I problemi però per Mazzarella non si esauriscono nell’attualità: «Le nostre imprese avrebbero bisogno di tanti aiuti, non solo da oggi, e non solo rispetto alla novità di Trump. Penso alla tracciabilità, che ad esempio in Cina non è garantita. Questo non è solo un danno per il consumatore ma anche per il made in Italy tutto, perché si perde il nostro vantaggio competitivo, che è la qualità, senza contare il fatto che la saturazione del mercato abbassa i prezzi. Abbiamo poi bisogno di lavorare sulla sostenibilità. Le piccole imprese italiane non licenziano, non delocalizzano, e continuano a investire: questo deve essere valorizzato».
«Il modello per il made in Italy deve essere Milano, con una nuova impostazione che abbracci la modernità», chiarisce Mattia Mor, deputato di Italia Viva, «Io sono stato imprenditore per quindici anni e sono stato manager di Alibaba in Italia. Mi occupo di politica solo da due anni. Milano sintetizza in piccolo le migliori caratteristiche del made in Italy. È una città dove sono rappresentate tutte le filiere: dalla moda alla meccanica, dal design all’agroalimentare. Ed è una città che si muove come sistema. Made in Italy non significa solo aiutare le aziende ad esportare, ma soprattutto costruire a livello sistemico una strategia per esportare un racconto. Hanno ragione gli imprenditori: l’Italia deve fare rete per esportare marchi e importare turismo e investimenti. Servono incentivi che aiutino le aziende ad andare all’estero, attrarre capitali e turisti. L’export è quello che ci ha permesso di rimanere in piedi durante la crisi. È il comparto più strategico che abbiamo. Ma bisogna fare di più e meglio. Serve un racconto del sistema Paese che ci dia credibilità all’esterno. Quello che ha fatto Milano durante Expo è la strada che dovrebbe seguire l’Italia a livello nazionale».

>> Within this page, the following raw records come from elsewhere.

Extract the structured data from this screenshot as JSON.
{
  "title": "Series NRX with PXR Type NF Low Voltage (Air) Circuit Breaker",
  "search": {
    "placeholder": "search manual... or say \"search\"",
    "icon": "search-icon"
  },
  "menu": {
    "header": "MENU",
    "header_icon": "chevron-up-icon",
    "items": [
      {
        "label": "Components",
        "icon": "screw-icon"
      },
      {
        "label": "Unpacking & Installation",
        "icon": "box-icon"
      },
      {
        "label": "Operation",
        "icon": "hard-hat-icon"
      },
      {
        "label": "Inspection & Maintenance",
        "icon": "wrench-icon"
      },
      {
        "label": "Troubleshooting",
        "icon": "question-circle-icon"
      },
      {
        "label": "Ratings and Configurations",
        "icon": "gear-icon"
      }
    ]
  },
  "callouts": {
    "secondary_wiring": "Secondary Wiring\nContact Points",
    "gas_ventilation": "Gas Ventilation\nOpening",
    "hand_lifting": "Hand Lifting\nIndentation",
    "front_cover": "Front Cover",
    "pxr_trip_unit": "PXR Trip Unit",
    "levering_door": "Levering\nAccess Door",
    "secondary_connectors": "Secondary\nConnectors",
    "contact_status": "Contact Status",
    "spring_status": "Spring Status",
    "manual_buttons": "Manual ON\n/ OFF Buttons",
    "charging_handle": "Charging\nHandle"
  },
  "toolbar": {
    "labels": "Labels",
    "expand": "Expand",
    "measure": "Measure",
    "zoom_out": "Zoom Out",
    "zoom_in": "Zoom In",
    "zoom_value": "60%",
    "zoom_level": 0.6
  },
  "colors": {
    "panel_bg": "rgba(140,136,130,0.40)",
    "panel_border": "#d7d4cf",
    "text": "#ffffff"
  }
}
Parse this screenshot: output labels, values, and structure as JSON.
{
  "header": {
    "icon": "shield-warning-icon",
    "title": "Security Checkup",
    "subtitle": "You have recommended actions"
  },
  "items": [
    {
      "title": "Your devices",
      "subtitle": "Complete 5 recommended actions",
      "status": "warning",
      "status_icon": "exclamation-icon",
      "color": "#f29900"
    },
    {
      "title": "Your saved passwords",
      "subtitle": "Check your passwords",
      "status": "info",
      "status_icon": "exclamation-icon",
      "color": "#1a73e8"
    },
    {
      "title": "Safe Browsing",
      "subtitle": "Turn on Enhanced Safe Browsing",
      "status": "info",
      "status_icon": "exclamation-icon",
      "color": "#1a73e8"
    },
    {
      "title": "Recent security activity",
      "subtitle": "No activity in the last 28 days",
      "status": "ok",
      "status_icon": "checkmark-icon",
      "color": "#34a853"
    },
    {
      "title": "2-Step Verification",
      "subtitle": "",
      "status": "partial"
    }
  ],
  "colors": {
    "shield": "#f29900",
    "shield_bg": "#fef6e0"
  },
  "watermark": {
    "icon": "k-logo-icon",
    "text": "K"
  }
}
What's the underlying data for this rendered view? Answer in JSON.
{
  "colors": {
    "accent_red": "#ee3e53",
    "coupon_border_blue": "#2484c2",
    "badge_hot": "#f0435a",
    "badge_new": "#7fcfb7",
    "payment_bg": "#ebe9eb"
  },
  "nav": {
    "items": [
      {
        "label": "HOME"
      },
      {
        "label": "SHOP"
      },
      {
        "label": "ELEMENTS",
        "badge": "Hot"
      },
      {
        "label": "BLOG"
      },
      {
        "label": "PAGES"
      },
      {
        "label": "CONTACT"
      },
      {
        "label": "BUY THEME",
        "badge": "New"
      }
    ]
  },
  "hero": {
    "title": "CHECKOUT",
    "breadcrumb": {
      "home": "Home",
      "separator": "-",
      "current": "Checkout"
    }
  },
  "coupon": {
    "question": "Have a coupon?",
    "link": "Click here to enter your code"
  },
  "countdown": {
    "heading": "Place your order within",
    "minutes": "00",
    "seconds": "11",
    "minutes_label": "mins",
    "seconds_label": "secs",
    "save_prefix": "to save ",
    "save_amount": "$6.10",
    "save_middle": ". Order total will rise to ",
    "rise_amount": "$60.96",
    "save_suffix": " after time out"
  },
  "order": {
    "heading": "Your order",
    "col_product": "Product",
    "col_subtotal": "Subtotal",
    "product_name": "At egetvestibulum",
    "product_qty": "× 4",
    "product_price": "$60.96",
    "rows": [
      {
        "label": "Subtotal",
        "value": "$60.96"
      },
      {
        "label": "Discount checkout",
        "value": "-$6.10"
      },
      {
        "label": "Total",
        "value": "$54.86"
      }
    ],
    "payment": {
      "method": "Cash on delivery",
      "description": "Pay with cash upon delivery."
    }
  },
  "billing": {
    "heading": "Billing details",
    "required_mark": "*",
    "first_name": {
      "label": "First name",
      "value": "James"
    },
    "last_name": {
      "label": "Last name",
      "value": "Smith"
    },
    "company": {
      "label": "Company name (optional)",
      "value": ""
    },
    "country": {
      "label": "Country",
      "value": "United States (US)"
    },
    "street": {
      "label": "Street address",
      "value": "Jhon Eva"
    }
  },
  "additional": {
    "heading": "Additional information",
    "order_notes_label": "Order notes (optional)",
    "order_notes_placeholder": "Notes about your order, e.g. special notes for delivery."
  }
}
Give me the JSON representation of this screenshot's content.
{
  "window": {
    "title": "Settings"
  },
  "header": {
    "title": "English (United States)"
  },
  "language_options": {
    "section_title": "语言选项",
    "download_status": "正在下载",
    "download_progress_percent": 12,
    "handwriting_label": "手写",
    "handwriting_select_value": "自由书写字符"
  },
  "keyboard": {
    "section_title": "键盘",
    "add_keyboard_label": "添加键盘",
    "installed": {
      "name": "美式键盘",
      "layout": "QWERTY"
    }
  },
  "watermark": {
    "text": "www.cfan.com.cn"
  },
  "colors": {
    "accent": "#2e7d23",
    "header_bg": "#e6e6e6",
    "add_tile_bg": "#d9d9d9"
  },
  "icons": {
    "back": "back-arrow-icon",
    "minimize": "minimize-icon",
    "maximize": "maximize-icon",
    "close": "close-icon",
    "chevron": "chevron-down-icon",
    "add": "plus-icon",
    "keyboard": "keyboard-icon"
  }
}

Il terreno su cui giocare la partita per Patrizia Toia, eurodeputata del Partito Democratico, però sono le istituzioni europee più che nazionali. «Il dibattito sul del made in Italy, in particolare rispetto alle politiche europee, è fortemente inquinato da vere e proprie fake news», sottolinea, «moltissime delle proposte di fare accordi commerciali internazionali sono state ostracizzate senza motivo. Penso in particolare al TTIP, che si è arenato, e al CETA. Nessuno però parla mai, sopratutto ex post, degli accordi che sono stati stipulati e dei risultati che hanno portato. Qualche settimana fa è stato negoziato ad esempio un protocollo tra Europa e Cina per la tutela di cento prodotti con indicazione geografica. Di questi, 25 sono italiani e 26 francesi. Sul mercato cinese da oggi saranno protetti da contraffazioni e imitazioni. L’accordo con la Corea del Sud era stato contestatissimo: bene, a distanza di anni ha consentito risparmi e la tenuta dell’export europeo dell’automobile. Con il Canada, a due anni dall’entrata in vigore del CETA, i risultati sono ottimi per l’economia europea. Tutti questi trattati proteggono il mercato interno da prodotti scadenti, come la carni ogm, ma anche la nostra identità culturale, che non si mangia né produce ma che è importantissima. A breve partiranno anche accordi con Giappone e Vietnam».
Ma per Toia la questione del made in Italy è mal posta e può essere risolta attraverso la tecnologia: «Ci riempiamo la bocca di questo “made in” ma senza mai realizzarlo. Gli unici passi avanti sono stati fatti dal Parlamento Europeo. Ancora oggi però è tutto fermo. Io credo che dobbiamo spostare l’attenzione su altro, chiamarlo in un altro modo. Dobbiamo cominciare a parlare di tracciabilità. C’è un programma europeo speciale che viene finanziato come sperimentazione per vedere se si possa usare la blockchain su questi temi con etichette digitali. Questa può essere la nuova strada per uscire dall’angolo in cui ci siamo infilati e arrivare alla vera tutela del made in Italy», conclude.